KAPALABHATI PRANAYAMA
Kapalabhati literally means 'Shining Skull'. It is an intermediate-to-advanced pranayama that consists of short, powerful exhales and passive inhales.
How to:
To begin, sit in a comfortable position where your spine is straight and your abdomen is not compressed. Rest your hands on your knees, palms facing down. Inhale through both nostrils deeply. Contract your low belly or use your hands to gently press on this area, forcing out the breath in a short burst.
Why to:
It is an invigorating and warming exercise. It helps to cleanse the lungs, sinuses, and respiratory system. It encourages the release of toxins and waste products from our lungs which can help to prevent illness and allergies. It also increases the body’s oxygen supply.

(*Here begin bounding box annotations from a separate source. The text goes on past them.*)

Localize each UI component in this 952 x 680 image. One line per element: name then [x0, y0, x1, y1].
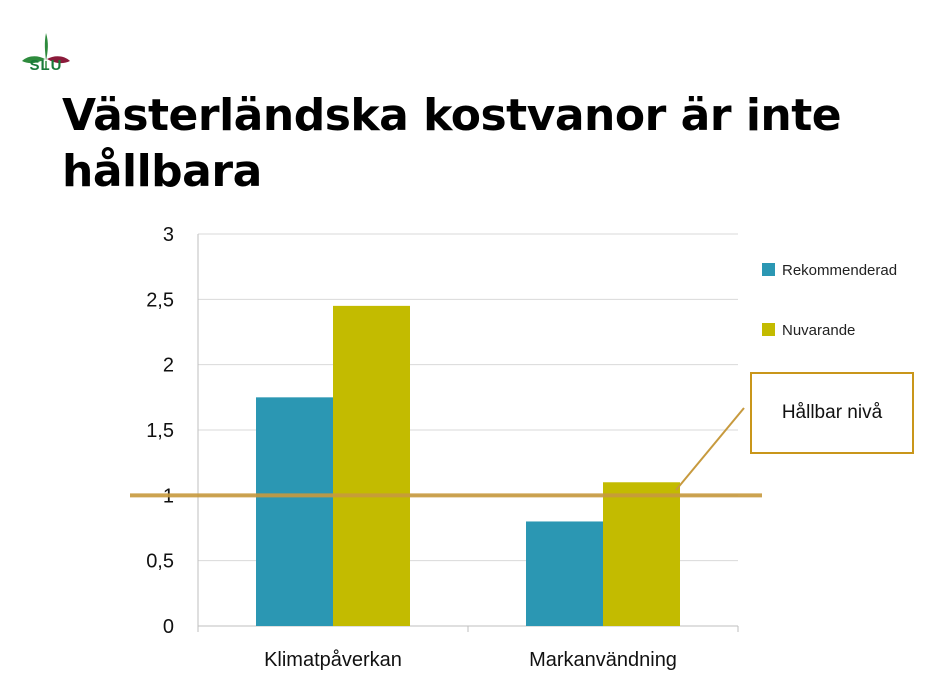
slide-title: Västerländska kostvanor är inte hållbara [62, 90, 842, 197]
y-tick-label: 3 [163, 224, 174, 246]
legend-label: Rekommenderad [782, 262, 897, 279]
legend-label: Nuvarande [782, 322, 855, 339]
legend-swatch-nuvarande [762, 323, 775, 336]
x-category-label: Klimatpåverkan [264, 649, 402, 671]
y-tick-label: 2 [163, 355, 174, 377]
slu-leaf-icon [22, 33, 70, 69]
callout-box: Hållbar nivå [750, 372, 914, 454]
callout-connector [675, 407, 745, 491]
callout-text: Hållbar nivå [781, 402, 883, 423]
bar-rekommenderad-0 [256, 397, 333, 626]
y-tick-label: 0,5 [146, 551, 174, 573]
logo-text: SLU [29, 57, 63, 74]
y-tick-label: 1,5 [146, 420, 174, 442]
x-category-label: Markanvändning [529, 649, 677, 671]
y-tick-label: 2,5 [146, 289, 174, 311]
bar-nuvarande-0 [333, 305, 410, 626]
bar-nuvarande-1 [603, 482, 680, 626]
legend-swatch-rekommenderad [762, 263, 775, 276]
bar-rekommenderad-1 [526, 521, 603, 626]
y-tick-label: 0 [163, 616, 174, 638]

UTTANASANA | Standing Forward Bend
When you translate Uttanasana literally into English, it means a powerful stretch pose. In English, this asana is called the Standing Forward Bend.
How to:
Start by standing straight on the yoga mat. Raise both your hands above your head and lock the fingers with your index fingers pointing upwards. Slowly, fold forward and wrap your arms around your ankles. Shoot your tailbone up and place your forehead against your knees.
Why to:
In this asana, your head is below the heart, and this allows for blood circulation in your head instead of your feet, giving your cells a rush of energizing oxygen.

VIRABHADRASANA 3 | Warrior 3 Pose
Virabhadrasana III or Warrior 3 Pose is an asana commemorating the exploits of the warrior Virabhadra, an incarnation of Shiva. Warrior III pose (Virabhadrasana III) is also commonly known as Airplane pose.
How to:
Start by standing tall, maintaining your posture. Now, bring your right leg forward. Slowly shift your body weight completely onto your right leg while slowly lifting your left leg off the mat. Lift your left leg up such that it forms a 90 degree angle with the ground. Finally, stretch your arms in front of you, and look down.
Why to:
It strengthens the legs, ankles, shoulders and back, tones the entire body, especially your abdomen, improves memory and concentration, encourages better posture and invigorates and energizes the body.

GARUDASANA | Eagle Pose
The name comes from the Sanskrit words garuda meaning Eagle, and asana meaning posture or seat.
How to:
Stand on your right leg with your left leg folded at the knee, the foot lying near your right knee. Raise both your arms up. Slowly, wrap your right left leg around your right leg. Lower your arms and once balanced, wrap your arms around each other, joining at the palms.
Why to:
This asana helps to stretch the thighs, hips, upper back, and shoulders. It helps you focus and also improves your ability to balance.

BAKASANA | Crane Pose
This pose resembles the stance of a crane, hence the name Bakasana. The crane is an Asian symbol for happiness and youthfulness. It also stands for longevity in Chinese symbolism. This asana is the culmination of all these three symbols.
How to:
Stand straight on the mat. Slowly, fold at the hips, bending down. Slightly, bend your knees, pushing your body forward. Place your palms on the ground and come onto your toes. Finally, shift forward and lift one of your feet off the ground. Carefully lift the other feet too, your knees lying on the backside of your upper arms.
Why to:
It makes the wrists and the arms stronger. The spine is toned and strengthened. The upper back gets a good stretch. This asana improves your sense of balance and focus.